I would remind members of the committee of what that new regime is. They're free to pull out their copy of the Standing Orders and consult it, of course. If they do, what they'll find is that normally the deadline for the main estimates to be tabled in the House was March 1. Every year, the estimates had to be tabled in the House by March 1.
Of course, as we've heard from the President of the Treasury Board, that did create some problems, because the budget usually didn't come out until the end of February. What it meant was that the people preparing the main estimates had no idea of what was going to be in the budget while they were preparing the estimates, so once the main estimates were presented, they didn't reflect any of the new budget priorities. There's been a lot of discussion in this Parliament and some negotiation between the parties on how to improve that process.

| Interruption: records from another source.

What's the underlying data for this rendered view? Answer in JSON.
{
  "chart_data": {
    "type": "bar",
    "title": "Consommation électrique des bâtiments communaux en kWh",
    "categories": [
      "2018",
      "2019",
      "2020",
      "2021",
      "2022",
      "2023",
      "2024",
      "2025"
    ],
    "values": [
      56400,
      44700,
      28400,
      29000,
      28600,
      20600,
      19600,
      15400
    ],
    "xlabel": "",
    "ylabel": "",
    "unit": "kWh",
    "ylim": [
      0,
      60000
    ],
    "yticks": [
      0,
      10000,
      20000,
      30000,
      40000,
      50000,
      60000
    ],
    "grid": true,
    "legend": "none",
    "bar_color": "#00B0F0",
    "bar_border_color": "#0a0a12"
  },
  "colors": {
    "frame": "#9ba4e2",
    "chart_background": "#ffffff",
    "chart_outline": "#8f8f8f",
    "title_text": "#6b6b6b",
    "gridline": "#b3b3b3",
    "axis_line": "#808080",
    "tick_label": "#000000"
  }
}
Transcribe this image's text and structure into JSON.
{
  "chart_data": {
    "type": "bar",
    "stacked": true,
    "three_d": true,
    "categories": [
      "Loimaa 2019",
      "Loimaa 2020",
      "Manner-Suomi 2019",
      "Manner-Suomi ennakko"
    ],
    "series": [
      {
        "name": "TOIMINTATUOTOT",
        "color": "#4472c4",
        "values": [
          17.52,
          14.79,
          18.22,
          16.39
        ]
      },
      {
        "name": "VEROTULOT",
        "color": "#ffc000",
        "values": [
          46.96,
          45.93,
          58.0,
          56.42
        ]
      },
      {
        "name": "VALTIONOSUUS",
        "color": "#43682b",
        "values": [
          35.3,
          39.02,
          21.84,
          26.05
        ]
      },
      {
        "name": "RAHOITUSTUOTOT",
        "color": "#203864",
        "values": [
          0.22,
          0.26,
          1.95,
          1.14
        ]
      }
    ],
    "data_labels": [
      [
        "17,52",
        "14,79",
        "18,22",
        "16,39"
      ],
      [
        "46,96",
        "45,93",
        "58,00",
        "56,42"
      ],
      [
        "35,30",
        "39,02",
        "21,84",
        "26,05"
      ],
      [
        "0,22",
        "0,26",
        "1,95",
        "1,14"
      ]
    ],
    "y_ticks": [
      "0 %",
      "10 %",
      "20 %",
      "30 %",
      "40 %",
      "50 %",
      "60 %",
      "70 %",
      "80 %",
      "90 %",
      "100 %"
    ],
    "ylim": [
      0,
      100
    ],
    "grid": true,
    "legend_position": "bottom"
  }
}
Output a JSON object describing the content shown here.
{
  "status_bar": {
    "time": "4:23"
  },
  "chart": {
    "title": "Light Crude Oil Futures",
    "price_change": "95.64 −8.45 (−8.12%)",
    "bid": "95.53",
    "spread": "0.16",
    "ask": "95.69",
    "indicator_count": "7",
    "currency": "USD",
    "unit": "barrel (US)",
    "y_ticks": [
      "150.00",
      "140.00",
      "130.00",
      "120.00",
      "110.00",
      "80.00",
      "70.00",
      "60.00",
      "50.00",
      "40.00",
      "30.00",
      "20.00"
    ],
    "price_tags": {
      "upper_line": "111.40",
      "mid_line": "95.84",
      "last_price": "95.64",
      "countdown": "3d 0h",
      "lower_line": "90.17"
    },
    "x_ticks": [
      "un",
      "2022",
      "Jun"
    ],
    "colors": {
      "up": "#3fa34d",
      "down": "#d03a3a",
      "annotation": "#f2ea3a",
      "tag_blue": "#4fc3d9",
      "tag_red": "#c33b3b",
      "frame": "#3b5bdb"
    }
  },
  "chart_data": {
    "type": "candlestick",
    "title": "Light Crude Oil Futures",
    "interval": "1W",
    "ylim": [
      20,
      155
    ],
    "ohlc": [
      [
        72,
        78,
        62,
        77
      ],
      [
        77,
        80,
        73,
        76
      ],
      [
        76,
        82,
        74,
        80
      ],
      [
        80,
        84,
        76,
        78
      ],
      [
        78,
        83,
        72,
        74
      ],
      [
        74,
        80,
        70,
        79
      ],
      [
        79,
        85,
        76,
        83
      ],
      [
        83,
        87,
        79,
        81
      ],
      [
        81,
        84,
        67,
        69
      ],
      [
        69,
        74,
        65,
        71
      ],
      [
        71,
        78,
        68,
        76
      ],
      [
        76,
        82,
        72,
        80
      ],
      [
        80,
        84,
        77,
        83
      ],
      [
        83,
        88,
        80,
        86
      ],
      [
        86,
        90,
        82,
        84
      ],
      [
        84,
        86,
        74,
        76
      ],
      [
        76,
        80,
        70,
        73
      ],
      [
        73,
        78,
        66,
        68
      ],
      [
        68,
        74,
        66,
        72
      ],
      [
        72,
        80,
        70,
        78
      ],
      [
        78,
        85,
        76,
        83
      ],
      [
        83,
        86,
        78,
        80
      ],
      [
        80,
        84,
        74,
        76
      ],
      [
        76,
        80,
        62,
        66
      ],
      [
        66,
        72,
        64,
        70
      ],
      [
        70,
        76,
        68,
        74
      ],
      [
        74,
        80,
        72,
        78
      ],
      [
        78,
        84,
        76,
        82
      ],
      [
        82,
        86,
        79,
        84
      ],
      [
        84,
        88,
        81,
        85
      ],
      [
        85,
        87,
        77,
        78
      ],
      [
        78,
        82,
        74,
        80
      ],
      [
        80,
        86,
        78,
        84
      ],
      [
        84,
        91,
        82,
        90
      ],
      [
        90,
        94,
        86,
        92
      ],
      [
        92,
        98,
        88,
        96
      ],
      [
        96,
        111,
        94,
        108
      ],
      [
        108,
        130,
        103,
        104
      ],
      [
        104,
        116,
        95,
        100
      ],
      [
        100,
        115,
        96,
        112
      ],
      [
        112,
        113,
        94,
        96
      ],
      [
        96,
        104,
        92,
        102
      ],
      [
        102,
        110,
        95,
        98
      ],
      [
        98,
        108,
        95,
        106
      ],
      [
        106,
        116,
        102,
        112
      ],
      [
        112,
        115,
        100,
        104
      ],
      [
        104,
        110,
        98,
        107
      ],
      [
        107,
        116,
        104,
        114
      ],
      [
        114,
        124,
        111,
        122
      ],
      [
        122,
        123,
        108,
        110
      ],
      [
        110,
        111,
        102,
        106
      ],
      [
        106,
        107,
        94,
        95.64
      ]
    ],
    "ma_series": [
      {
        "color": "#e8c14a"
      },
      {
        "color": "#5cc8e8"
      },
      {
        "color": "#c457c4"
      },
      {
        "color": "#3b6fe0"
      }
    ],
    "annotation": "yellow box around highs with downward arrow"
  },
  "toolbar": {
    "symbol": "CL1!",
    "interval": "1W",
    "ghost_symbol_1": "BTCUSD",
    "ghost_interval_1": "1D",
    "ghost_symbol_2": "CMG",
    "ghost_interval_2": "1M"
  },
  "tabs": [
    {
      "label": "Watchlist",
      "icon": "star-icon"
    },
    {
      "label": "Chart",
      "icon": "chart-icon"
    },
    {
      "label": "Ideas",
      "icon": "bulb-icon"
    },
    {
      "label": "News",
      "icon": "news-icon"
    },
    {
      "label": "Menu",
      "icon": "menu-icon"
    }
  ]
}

This is where I'm coming to how we're under a new process. In the course of those negotiations, one of the proposals was that an easy way to allow more time for those initiatives to be included in, I think we all believed, the main departmental estimates, was that we could delay that tabling date. It ended up being delayed about six weeks. Instead of March 1 being the deadline, it's April 16.
The idea was that the budget would be presented, and then the departments would know which of their proposed new budget initiatives...because we all know that departments have many ideas about what they would like to move forward with, and not everything makes it into the budget. Anybody who has worked in a government knows that.
To cut off any snarky comments, Mr. Chair, I would let you know that I have indeed worked in a government. Being from Manitoba where the NDP was in government for 17 years, I was an assistant to the minister of health. Anybody who has worked in a government will know, and even somebody who worked in a health ministry will know, you don't get everything you ask for.